Figure 1: Traditional Bradley-Terry reward model can easily get hacked. The proposed PURM delays reward hacking by 2-3× compared to standard BTRMs while obtaining higher final rewards.

Uncertainty Quantification

Bhattacharyya Coefficient

The uncertainty of individual samples is estimated by the Bhattacharyya coefficient, quantifying the overlap between a sample's reward distribution and those of others. This quantification provides a mechanism for the system to recognize samples that are either mislabelled or drawn from an OOD distribution and subsequently modulate confidence in recommendations for policy optimization.

Impact on Policy Optimization

PURM's uncertainty estimates are used to penalize uncertain rewards during Proximal Policy Optimization (PPO). The penalty discourages the policy from relying too heavily on uncertain regions of the state space, thereby mitigating reward hacking by maintaining exploration in areas well-understood by the model.

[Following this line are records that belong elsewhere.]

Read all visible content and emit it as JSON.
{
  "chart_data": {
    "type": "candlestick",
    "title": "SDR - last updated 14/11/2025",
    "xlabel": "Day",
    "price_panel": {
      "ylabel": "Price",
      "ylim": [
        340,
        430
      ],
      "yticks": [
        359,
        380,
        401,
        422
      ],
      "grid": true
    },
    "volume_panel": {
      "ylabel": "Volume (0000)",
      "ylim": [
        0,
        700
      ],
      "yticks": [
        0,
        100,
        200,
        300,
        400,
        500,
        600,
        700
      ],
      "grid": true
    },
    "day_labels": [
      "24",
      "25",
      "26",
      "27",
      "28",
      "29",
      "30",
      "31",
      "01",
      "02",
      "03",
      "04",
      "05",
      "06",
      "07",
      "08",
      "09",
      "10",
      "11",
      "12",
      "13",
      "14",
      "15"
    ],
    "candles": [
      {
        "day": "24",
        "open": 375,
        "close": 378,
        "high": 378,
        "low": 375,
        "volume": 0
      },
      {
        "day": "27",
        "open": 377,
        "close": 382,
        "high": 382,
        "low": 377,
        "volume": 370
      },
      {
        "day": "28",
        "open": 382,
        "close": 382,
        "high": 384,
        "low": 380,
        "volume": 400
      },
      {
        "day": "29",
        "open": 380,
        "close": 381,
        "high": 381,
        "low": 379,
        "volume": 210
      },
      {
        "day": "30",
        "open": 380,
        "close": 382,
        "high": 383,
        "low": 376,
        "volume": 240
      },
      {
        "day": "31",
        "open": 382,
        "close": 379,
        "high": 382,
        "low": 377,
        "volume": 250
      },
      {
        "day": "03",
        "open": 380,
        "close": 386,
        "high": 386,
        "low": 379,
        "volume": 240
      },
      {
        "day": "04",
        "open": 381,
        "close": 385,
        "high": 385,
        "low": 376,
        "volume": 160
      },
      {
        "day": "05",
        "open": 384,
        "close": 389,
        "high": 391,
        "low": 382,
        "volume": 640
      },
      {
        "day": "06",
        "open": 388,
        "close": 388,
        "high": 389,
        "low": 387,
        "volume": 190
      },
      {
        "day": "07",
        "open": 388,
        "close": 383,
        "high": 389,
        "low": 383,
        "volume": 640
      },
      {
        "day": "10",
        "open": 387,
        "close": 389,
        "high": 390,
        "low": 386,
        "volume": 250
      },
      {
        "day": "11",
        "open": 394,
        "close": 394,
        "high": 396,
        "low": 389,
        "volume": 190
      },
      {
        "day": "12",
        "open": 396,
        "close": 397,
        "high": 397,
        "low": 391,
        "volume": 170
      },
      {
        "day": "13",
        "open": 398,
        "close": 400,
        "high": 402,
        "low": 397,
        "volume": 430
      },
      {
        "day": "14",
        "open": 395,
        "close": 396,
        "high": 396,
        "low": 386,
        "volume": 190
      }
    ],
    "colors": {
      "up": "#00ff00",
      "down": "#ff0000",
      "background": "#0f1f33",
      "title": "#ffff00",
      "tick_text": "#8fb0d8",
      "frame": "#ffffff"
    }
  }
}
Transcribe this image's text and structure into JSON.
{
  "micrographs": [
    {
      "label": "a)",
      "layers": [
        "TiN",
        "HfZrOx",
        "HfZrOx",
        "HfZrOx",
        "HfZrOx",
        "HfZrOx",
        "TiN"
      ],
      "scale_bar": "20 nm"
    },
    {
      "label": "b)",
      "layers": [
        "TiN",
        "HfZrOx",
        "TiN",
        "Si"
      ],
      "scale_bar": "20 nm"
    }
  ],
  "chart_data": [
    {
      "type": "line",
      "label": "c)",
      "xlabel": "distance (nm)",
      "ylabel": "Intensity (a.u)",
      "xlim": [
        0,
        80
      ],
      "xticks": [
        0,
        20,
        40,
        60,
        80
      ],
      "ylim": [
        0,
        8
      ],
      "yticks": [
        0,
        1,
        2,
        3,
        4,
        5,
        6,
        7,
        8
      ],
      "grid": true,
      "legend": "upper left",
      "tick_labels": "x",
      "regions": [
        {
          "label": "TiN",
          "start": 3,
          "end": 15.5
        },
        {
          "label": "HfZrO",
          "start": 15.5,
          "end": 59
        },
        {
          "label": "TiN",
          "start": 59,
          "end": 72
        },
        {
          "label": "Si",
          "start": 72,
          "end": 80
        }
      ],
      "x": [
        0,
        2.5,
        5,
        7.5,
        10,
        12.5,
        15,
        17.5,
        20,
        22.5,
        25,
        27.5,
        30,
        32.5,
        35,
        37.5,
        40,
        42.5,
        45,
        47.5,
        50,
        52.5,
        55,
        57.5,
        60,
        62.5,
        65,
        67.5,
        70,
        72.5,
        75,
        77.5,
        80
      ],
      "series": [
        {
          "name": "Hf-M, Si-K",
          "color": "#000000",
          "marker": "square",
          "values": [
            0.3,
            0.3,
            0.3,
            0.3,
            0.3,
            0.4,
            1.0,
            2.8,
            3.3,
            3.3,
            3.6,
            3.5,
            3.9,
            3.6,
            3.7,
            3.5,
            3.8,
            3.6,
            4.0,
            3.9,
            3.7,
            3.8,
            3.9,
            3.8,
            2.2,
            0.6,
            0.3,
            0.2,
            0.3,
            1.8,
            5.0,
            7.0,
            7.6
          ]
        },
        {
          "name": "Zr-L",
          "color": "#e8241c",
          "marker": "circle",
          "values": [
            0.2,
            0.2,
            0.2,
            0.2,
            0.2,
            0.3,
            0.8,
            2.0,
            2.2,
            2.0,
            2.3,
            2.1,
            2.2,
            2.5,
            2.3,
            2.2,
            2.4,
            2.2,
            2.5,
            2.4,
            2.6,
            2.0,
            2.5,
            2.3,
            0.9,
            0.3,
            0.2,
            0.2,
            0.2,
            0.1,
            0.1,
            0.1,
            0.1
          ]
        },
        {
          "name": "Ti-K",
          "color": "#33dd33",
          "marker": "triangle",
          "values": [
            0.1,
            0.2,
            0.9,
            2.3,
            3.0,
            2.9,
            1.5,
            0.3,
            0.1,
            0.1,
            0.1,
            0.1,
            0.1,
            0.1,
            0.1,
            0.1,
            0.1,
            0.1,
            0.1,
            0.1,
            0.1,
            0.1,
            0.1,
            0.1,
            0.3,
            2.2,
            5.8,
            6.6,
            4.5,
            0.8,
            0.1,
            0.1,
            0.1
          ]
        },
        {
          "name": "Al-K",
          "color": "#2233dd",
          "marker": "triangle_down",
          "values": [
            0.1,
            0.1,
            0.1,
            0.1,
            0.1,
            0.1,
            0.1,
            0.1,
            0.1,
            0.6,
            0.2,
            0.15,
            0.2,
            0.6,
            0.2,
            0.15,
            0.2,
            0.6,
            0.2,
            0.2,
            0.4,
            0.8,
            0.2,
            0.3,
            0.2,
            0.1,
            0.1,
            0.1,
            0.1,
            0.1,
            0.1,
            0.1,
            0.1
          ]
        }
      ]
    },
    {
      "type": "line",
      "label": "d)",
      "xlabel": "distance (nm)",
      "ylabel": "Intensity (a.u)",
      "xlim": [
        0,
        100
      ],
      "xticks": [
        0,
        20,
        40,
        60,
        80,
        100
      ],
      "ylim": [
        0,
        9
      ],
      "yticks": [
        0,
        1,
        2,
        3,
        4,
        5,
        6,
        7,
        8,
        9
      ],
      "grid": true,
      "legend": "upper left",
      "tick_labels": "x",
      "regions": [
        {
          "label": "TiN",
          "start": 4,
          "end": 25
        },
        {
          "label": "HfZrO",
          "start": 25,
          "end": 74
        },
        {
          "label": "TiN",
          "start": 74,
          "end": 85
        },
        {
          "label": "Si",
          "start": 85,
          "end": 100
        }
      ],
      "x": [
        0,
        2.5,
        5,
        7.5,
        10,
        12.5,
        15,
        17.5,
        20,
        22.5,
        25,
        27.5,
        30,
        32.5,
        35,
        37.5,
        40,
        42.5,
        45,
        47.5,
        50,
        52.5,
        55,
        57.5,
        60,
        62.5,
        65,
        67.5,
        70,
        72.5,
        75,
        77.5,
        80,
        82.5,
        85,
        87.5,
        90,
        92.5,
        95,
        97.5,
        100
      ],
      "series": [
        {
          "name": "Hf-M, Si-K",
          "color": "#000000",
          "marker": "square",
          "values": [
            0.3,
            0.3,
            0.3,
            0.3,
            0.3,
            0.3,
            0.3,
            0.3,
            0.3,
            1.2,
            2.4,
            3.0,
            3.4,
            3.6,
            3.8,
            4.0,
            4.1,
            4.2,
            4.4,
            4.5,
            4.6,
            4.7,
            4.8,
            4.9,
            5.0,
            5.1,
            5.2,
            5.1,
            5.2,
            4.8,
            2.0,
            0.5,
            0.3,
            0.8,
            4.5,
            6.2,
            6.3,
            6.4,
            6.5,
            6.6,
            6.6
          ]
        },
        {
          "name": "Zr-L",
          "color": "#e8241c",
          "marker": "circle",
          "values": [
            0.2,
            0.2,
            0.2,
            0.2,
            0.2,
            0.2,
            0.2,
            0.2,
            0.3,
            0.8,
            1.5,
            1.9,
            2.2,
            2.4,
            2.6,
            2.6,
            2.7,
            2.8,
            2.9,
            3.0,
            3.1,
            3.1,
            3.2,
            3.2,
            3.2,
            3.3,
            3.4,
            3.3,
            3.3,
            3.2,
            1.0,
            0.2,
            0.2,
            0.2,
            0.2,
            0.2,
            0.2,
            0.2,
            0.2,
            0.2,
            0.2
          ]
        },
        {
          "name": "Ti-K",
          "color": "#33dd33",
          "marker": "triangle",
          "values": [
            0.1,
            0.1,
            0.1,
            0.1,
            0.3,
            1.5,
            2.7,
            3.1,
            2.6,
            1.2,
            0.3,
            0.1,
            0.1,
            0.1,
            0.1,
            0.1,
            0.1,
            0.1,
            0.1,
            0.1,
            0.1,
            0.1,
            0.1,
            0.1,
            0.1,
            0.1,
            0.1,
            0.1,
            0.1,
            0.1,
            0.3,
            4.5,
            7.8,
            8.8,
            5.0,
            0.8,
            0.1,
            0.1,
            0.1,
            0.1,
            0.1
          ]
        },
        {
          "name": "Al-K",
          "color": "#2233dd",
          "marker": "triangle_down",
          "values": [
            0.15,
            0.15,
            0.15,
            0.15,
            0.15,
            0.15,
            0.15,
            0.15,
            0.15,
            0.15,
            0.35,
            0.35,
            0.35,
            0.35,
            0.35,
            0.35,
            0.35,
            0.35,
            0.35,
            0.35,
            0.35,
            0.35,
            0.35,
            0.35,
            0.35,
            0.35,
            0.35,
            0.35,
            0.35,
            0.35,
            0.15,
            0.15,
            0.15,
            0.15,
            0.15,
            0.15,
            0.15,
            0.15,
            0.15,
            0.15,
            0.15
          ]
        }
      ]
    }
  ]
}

Figure 2: The train and valid rewards of RM and PURM during the PPO. The blue shaded area indicates the advantage of PURM over RM in terms of valid reward.

Empirical Validation

Experimentation on Diverse Domains

The paper demonstrates the efficacy of PURM through extensive empirical evaluations on publicly available datasets across a multitude of domains. These experiments validate that PURM retains predictive accuracy while introducing significant improvements in handling noisy and OOD data by dynamically adjusting predictions based on perceived uncertainty. Particularly, it shows a marked delay in the onset of reward hacking compared to traditional models.

Figure 3: The changes of uncertainty of PURM with the increasing of training steps.

Conclusion

The introduction of PURM represents a substantial advance in reward model robustness by integrating probabilistic assessments of uncertainty into the reward structure. While maintaining similar levels of accuracy as traditional models, PURM offers a structured method to counteract reward hacking via uncertainty penalization.

Overall, the model suggests a path forward for enhancing RLHF implementations, potentially offering sustained improvements in long-term agent optimization and policy alignment with human intentions. Future work could explore further refinements in uncertainty quantification and broader experiments to assess PURM's effectiveness across more complex AI environments.